Annabelle nodded. “You should go,” she said softly. “You’ve already been here too long. If the Lady finds you, you won’t have a chance to leave. Hurry.”
No more time for questions, Shias thought, standing up and turning towards the path Brutus had made. Just remember the details: Maribelle, Last Home, Final Frontier, Westward Plains, Enchanted Dominion, door in Grimoire, Locksmith, Radiant King. That’s a lot. But it’s not bad. I can handle that.
“We’re leaving,” Shana said sadly to Kathryn, Rae, and Ben.
Just as the Dawn Riders were entering the path and heading out of the grove, a woman’s voice pierced the air. It seemed to come from every direction at once, making Shias shudder as he turned around, looking everywhere for its source.
“Oh, dearest Annabelle,” the woman’s voice said, its texture smooth and silky, enchantingly persuasive, “I’m disappointed in you. I thought you would have noticed.”
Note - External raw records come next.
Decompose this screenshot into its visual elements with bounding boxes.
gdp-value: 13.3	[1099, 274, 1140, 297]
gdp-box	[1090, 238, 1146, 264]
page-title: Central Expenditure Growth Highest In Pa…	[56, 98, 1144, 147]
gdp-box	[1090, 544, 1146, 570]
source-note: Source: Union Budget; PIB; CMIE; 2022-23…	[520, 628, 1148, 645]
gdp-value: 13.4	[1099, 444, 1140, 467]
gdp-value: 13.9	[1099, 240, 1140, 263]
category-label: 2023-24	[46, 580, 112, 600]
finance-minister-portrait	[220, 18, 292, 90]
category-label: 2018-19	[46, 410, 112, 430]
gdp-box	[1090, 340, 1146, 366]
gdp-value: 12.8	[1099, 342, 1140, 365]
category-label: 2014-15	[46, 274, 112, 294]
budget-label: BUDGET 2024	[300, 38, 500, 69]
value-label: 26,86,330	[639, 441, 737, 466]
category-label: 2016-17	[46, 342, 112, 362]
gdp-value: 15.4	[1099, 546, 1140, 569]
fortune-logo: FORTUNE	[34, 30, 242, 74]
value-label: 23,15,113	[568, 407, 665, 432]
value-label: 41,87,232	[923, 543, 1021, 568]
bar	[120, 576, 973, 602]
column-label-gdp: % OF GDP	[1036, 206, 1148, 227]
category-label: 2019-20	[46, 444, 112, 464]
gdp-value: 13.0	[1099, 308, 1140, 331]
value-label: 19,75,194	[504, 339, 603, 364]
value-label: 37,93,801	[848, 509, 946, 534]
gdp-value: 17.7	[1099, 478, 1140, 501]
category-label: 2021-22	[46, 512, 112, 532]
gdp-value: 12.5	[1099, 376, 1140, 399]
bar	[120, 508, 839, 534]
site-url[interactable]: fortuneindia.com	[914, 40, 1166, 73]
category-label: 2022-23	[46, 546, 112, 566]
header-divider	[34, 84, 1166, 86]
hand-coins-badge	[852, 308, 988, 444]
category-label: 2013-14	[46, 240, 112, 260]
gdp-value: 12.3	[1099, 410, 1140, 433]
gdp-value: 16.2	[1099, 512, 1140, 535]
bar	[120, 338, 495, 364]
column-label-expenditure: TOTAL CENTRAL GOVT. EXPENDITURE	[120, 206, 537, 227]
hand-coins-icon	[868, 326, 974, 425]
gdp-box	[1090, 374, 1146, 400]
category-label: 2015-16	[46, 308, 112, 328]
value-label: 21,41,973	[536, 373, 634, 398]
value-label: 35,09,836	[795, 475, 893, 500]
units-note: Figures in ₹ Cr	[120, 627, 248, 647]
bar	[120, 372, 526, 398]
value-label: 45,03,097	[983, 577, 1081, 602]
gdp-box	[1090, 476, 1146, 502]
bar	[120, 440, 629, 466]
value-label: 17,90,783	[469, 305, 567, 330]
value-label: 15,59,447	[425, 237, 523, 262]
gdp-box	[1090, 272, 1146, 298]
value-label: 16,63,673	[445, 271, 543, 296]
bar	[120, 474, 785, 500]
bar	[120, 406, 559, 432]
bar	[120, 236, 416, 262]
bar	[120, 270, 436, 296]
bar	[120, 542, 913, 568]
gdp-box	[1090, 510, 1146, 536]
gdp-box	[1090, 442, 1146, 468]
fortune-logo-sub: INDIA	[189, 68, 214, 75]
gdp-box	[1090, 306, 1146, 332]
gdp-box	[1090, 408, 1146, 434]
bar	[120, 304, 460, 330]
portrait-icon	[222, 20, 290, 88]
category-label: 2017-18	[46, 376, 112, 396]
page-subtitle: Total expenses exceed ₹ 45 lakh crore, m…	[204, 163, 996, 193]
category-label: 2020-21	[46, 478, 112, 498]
“Noticed what?” Annabelle cried out, her face the expression of pure terror.
“That girl has the Dreamer’s Heart,” the woman’s disembodied voice said.
Time seemed to slow to a crawl for Shias as he watched Annabelle’s expression change, his heart racing. Her terror turned to confusion, then curiosity, then understanding. Slowly, the girl’s eyes locked onto Shana, and her expression changed to hopeful anticipation.
“I’m so sorry,” Annabelle said. “But things have changed. I’m afraid I can’t let you leave after all.”